DIP/docs/clustering/PYTHON_CLUSTERING_SERVICE.md

# Python clustering backend for DBSCAN and advanced algorithms

This patch adds a dedicated Python service for clustering algorithms that are better supported in the Python scientific stack than in Java.

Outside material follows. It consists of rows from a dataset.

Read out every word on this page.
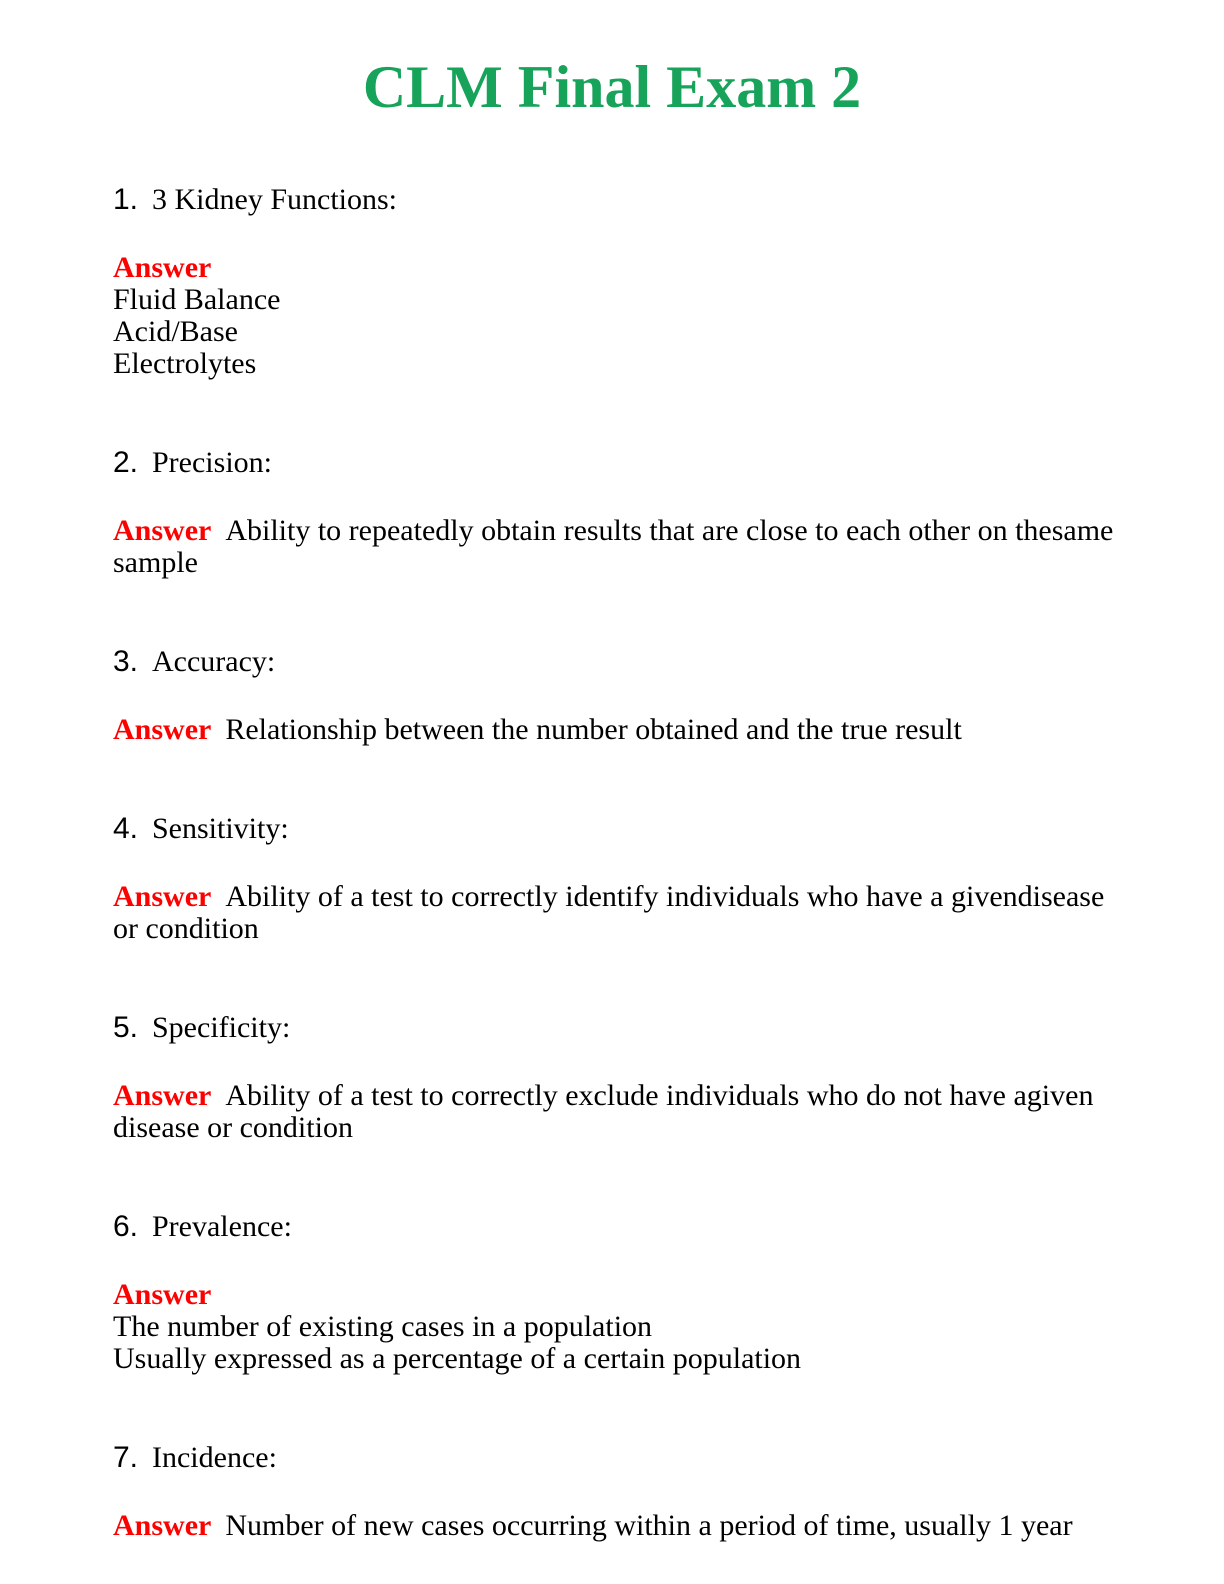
CLM Final Exam 2

1. 3 Kidney Functions:

Answer

Fluid Balance

Acid/Base

Electrolytes

2. Precision:

Answer Ability to repeatedly obtain results that are close to each other on thesame sample

3. Accuracy:

Answer Relationship between the number obtained and the true result

4. Sensitivity:

Answer Ability of a test to correctly identify individuals who have a givendisease or condition

5. Specificity:

Answer Ability of a test to correctly exclude individuals who do not have agiven disease or condition

6. Prevalence:

Answer

The number of existing cases in a population

Usually expressed as a percentage of a certain population

7. Incidence:

Answer Number of new cases occurring within a period of time, usually 1 year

## Why Python for this step

The Spring module remains the orchestrator for:
- embedding selection
- run metadata
- result persistence
- cluster browsing APIs

The Python backend executes the actual clustering for algorithms such as:
- `DBSCAN`
- `HDBSCAN`
- `MINI_BATCH_KMEANS`
- `AGGLOMERATIVE`
- `KMEANS` with optional reduction

## Spring-side contract changes in this patch

The Spring request model now supports generic algorithm parameters through `parameters` instead of only `k`.

Examples:
- KMeans: `{ "k": 25 }`
- DBSCAN: `{ "eps": 0.25, "minSamples": 5 }`
- HDBSCAN: `{ "minClusterSize": 15, "minSamples": 5 }`
- Agglomerative: `{ "k": 20, "linkage": "average", "metric": "euclidean" }`

The Python response is now mapped with:
- `noise`
- `membershipScore`
- `distanceToCentroid`
- noise cluster rows
- `noiseCount`

Those values are persisted back into:
- `doc.doc_embedding_cluster`
- `doc.doc_embedding_cluster_assignment`
- `doc.doc_embedding_cluster_run`

## Recommended defaults for embeddings

For high-dimensional text embeddings, use:
- `normalizeVectors=true`
- `reductionMethod=PCA`
- `reductionDimensions=50..150`

Typical starting points:
- DBSCAN: `eps=0.20..0.35`, `minSamples=5`
- HDBSCAN: `minClusterSize=10..30`, `minSamples=3..10`

The right values still depend on:
- embedding model
- whether vectors are normalized
- whether full documents or chunks are clustered
- the semantic density of the selected dataset